A security zone has been set up around the site of the BP oil spill in the Gulf of Mexico to safeguard any evidence of the environmental disaster earlier this year, the Justice Department said Wednesday.
"In response to a motion by the US Department of Justice, the US District Court in New Orleans has ordered the establishment of a security zone extending 750 feet (228 meters) in all directions from the mobile offshore drilling unit Deepwater Horizon wreckage site and its debris field," the DoJ said in a statement.
The security zone, 68 kilometers (42 miles) off Louisiana state, extends from the sea floor to the sea surface and will last until October 8, 2011, "unless renewed for good cause."
The DoJ said the safety perimeter was decided "to protect the search area and any evidence located in the area against intentional or unintentional loss."
"The order will be enforced by the United States using the full range of security assets available, including vessels, aircraft or other appropriate means and equipment," it added.
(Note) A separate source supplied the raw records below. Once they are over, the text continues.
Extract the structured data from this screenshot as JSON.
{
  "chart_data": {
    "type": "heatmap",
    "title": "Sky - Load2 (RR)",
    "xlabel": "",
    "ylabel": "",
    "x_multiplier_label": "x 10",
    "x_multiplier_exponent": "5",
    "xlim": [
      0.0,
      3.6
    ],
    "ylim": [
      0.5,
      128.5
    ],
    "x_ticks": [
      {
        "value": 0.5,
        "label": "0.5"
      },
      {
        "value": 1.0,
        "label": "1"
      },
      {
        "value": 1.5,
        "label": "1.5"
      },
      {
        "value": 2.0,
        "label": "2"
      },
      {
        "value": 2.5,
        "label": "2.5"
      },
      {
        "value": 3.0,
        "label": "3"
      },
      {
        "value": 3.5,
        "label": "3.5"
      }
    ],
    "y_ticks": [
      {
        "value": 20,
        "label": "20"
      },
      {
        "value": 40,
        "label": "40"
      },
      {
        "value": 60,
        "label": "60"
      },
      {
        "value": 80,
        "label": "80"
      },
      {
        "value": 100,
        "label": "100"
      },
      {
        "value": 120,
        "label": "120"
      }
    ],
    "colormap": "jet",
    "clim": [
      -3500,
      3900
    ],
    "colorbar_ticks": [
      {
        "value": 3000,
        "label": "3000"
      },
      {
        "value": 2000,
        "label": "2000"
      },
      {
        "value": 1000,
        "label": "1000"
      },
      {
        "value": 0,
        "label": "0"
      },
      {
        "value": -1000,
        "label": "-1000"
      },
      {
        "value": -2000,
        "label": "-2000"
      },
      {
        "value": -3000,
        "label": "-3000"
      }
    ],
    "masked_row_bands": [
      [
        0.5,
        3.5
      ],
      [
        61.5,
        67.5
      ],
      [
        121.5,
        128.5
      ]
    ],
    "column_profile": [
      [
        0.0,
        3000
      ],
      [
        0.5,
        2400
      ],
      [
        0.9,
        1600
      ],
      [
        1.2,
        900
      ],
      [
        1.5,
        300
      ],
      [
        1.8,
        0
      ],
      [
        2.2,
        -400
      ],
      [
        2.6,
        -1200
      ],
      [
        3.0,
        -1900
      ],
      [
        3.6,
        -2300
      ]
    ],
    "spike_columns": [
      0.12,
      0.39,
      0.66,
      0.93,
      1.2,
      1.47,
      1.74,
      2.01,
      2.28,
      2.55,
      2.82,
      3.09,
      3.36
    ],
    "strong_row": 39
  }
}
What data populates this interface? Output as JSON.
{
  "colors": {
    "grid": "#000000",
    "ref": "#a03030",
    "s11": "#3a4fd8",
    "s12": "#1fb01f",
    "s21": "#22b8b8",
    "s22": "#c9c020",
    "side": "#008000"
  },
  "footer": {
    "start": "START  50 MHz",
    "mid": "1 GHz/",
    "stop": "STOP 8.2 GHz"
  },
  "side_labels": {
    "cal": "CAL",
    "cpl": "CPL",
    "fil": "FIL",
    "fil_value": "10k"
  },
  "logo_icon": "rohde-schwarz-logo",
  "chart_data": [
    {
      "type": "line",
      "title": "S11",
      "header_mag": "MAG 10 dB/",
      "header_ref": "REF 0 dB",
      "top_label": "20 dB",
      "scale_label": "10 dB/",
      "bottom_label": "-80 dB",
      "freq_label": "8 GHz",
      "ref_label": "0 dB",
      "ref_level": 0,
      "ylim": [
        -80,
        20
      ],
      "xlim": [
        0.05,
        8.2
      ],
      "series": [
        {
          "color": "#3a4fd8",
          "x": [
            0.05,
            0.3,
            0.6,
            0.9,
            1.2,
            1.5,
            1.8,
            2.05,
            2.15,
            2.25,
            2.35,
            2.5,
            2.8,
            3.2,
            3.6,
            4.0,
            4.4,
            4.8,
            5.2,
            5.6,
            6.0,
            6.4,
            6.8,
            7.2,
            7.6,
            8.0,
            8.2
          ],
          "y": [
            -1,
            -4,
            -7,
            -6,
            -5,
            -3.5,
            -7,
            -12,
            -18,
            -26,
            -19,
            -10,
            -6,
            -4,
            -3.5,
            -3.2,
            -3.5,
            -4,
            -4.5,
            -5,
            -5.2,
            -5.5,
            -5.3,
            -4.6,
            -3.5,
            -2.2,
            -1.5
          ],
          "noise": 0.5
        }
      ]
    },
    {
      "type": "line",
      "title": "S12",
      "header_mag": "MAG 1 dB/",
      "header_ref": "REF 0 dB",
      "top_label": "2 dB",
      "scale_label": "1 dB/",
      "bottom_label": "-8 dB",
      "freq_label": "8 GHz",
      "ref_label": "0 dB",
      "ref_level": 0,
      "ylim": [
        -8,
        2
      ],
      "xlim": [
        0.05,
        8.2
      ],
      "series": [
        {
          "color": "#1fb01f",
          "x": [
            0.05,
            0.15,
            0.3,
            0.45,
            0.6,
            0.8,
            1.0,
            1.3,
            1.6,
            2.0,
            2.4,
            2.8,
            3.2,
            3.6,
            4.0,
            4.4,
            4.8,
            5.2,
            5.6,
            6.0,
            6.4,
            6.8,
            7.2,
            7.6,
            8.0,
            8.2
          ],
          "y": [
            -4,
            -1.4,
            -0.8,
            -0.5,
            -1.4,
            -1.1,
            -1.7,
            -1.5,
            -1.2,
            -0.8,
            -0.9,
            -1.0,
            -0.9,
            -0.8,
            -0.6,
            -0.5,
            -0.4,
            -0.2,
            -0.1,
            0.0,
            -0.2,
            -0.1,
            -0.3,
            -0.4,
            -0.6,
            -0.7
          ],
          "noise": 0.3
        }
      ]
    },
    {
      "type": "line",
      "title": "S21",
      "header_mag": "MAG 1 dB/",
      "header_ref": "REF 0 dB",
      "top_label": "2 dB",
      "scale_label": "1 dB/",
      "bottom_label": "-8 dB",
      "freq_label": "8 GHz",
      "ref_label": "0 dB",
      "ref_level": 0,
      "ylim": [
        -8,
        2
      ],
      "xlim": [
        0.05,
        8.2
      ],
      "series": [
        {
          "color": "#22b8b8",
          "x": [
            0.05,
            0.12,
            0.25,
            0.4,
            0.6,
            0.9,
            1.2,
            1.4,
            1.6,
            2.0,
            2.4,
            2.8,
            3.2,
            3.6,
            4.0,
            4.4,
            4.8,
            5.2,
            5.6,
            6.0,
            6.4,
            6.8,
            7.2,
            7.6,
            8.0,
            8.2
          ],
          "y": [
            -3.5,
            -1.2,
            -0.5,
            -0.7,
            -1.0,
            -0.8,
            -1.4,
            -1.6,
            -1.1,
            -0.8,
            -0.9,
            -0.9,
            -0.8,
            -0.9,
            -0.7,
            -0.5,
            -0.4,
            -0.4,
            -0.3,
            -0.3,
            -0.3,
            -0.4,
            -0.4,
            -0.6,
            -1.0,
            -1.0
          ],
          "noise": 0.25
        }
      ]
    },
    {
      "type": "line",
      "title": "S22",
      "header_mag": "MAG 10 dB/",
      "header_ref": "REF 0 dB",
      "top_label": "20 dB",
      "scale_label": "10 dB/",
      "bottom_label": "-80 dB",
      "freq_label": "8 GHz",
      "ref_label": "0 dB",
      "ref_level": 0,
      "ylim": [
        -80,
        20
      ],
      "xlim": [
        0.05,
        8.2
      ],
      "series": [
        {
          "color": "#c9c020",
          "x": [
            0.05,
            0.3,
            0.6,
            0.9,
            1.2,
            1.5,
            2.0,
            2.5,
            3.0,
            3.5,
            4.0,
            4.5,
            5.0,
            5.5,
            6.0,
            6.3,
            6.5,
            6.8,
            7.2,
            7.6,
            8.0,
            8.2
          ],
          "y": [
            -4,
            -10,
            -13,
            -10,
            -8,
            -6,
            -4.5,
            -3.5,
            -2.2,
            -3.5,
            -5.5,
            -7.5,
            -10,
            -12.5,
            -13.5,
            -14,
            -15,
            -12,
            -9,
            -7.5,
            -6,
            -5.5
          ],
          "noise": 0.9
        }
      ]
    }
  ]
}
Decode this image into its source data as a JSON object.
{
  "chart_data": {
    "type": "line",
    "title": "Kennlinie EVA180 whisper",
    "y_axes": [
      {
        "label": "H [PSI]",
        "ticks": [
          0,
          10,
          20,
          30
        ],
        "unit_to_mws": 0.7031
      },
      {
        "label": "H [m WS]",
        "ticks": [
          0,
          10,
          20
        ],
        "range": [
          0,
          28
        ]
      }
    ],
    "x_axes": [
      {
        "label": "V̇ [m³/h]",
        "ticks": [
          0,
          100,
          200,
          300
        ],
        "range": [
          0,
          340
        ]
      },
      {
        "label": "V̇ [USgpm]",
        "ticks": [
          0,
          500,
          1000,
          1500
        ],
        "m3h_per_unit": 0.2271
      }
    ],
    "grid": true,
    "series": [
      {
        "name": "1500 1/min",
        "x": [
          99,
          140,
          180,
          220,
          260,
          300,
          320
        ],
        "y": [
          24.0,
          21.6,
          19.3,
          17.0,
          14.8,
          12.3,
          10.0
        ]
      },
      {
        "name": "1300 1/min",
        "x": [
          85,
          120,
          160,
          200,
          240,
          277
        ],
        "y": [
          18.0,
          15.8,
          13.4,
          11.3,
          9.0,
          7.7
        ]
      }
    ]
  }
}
The oil disaster was triggered by a blast on the Deepwater Horizon rig -- leased by BP and operated by Transocean Energy -- that killed 11 workers on April 20.
The broken well was eventually plugged but not before 4.9 million barrels of oil gushed into the Gulf. The spill, the worst of its kind in maritime history, sullied hundreds of miles of fragile coastlines and caused BP's shares to plummet in value.